Molly laughed a little bit. She couldn't help it.

"Holmes, are you seriously proposing you would live your public life as a woman from now on?"

"By no means," he scoffed, "Do you know how fortunate I was to be born male? I entirely see why you prefer it. This would simply be for the purposes of the ceremony and the banns and all that rot."

"Or," Molly said dryly, "And I know that this isn't quite as sensible as going to church in full drag and lying about our identities in front of the Lord, I had the thought that… we could take a trip."

Smiling, she reached out, took the ring box from him and set it on the mantel. Then Molly took both Sherlock's hands in hers.

"We could go, for example, to Paris. Or to New York, or Gretna Green, or really any place where we aren't known. And there, I could wear a dress, and my wig... and if I may, that hat that you've got on, it's the sweetest bonnet I've ever seen… and there, Margaret Hooper and William Holmes can be married. It won't be public, it won't be known… but it will be true."

Sherlock looked terribly uncertain, though that was probably enhanced by his dress.

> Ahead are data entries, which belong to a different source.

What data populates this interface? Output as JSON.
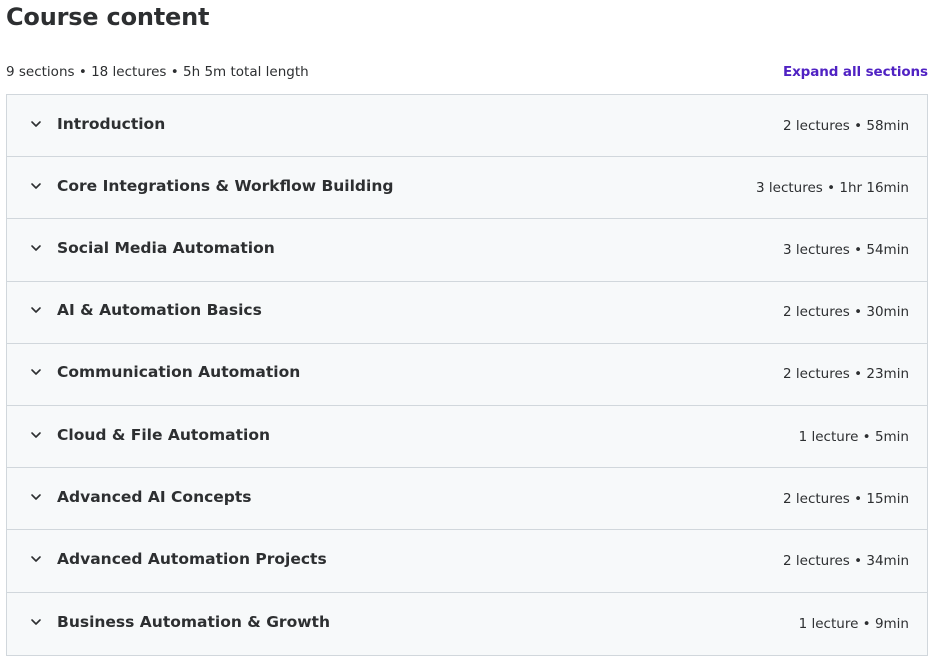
{
  "header": {
    "title": "Course content",
    "summary": "9 sections • 18 lectures • 5h 5m total length",
    "expand_label": "Expand all sections"
  },
  "colors": {
    "accent": "#5022c3",
    "section_bg": "#f7f9fa",
    "border": "#d1d7dc",
    "text": "#2d2f31"
  },
  "sections": [
    {
      "title": "Introduction",
      "meta": "2 lectures • 58min"
    },
    {
      "title": "Core Integrations & Workflow Building",
      "meta": "3 lectures • 1hr 16min"
    },
    {
      "title": "Social Media Automation",
      "meta": "3 lectures • 54min"
    },
    {
      "title": "AI & Automation Basics",
      "meta": "2 lectures • 30min"
    },
    {
      "title": "Communication Automation",
      "meta": "2 lectures • 23min"
    },
    {
      "title": "Cloud & File Automation",
      "meta": "1 lecture • 5min"
    },
    {
      "title": "Advanced AI Concepts",
      "meta": "2 lectures • 15min"
    },
    {
      "title": "Advanced Automation Projects",
      "meta": "2 lectures • 34min"
    },
    {
      "title": "Business Automation & Growth",
      "meta": "1 lecture • 9min"
    }
  ]
}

"You… you really want that?"

"Life is very short, Sherlock. And when it's over, this is what I want us to have been."

So it went.


They finally managed it in a small cliffside village in Apulia, in the aftermath of a case involving the forgery of one of Italy's most expensive wines and its replacement by the rather rough reds of the region. The case was an excuse, obviously. Neither of them gave a damn about rich idiots being fooled, but it was an excellent opportunity to take a holiday.

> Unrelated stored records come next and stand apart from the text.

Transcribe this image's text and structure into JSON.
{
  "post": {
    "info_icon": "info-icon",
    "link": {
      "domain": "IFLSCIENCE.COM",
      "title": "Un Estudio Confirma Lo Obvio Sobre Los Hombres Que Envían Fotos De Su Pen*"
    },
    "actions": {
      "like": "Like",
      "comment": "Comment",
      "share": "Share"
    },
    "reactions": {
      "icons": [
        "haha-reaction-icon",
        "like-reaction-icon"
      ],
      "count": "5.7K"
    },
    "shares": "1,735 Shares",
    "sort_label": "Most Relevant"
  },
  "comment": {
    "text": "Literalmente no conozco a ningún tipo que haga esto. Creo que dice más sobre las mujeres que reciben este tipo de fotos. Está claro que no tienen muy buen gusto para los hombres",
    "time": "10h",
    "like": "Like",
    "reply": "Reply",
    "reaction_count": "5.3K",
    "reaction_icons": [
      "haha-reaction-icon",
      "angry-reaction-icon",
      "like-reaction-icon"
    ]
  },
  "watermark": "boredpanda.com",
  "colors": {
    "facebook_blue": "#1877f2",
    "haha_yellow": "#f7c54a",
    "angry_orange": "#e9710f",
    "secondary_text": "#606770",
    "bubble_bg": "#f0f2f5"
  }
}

The Watsons had wished to be in attendance, but they'd left it long enough that Mary's state made it inadvisable for her to travel, and indeed upon Sherlock and Molly's return to England, they were able to greet the very small, very perfect, very angry Rosamund Watson for the first time.

The sindaco was an elderly man, who after performing the brief civil ceremony clasped their hands together in his gnarled ones, and said in a faint voice, "My children, this is the most beautiful day of your lives."

Which was appallingly sentimental but not, they had to admit, entirely false.

In the morning, Molly woke before Sherlock. Wrapping a sheet around herself, she walked out onto the balcony of their hotel to watch the sun rise over the strait of Otranto. After a while, she could hear her husband moving behind her, and she smiled.

A pair of strong arms wrapped around her, and a unshaven, bristling cheek rubbed against hers.

"Good morning, Doctor Holmes."

Molly laughed.

"Good morning, Mrs. Hooper."

Notes:

By 1896 women had been able to attend medical school in the UK, on a small scale, for about twenty years. Therefore I'm aware of my errata and did it anyway since this is all modern-day Sherlock's drug-induced hallucination and maybe he just didn't know that, okay? The beginning of the scene in which Sherlock acts as the angel of the annunciation to Mary is taken quite directly from the beginning of "The Man With the Twisted Lip," and some details of the Watson courtship are from "The Sign of Four," both by Sir Arthur Conan Doyle. In TAB the Watsons seem to be recently married but in Conan Doyle-verse they got hitched probably more like in 1889, and I have chosen that.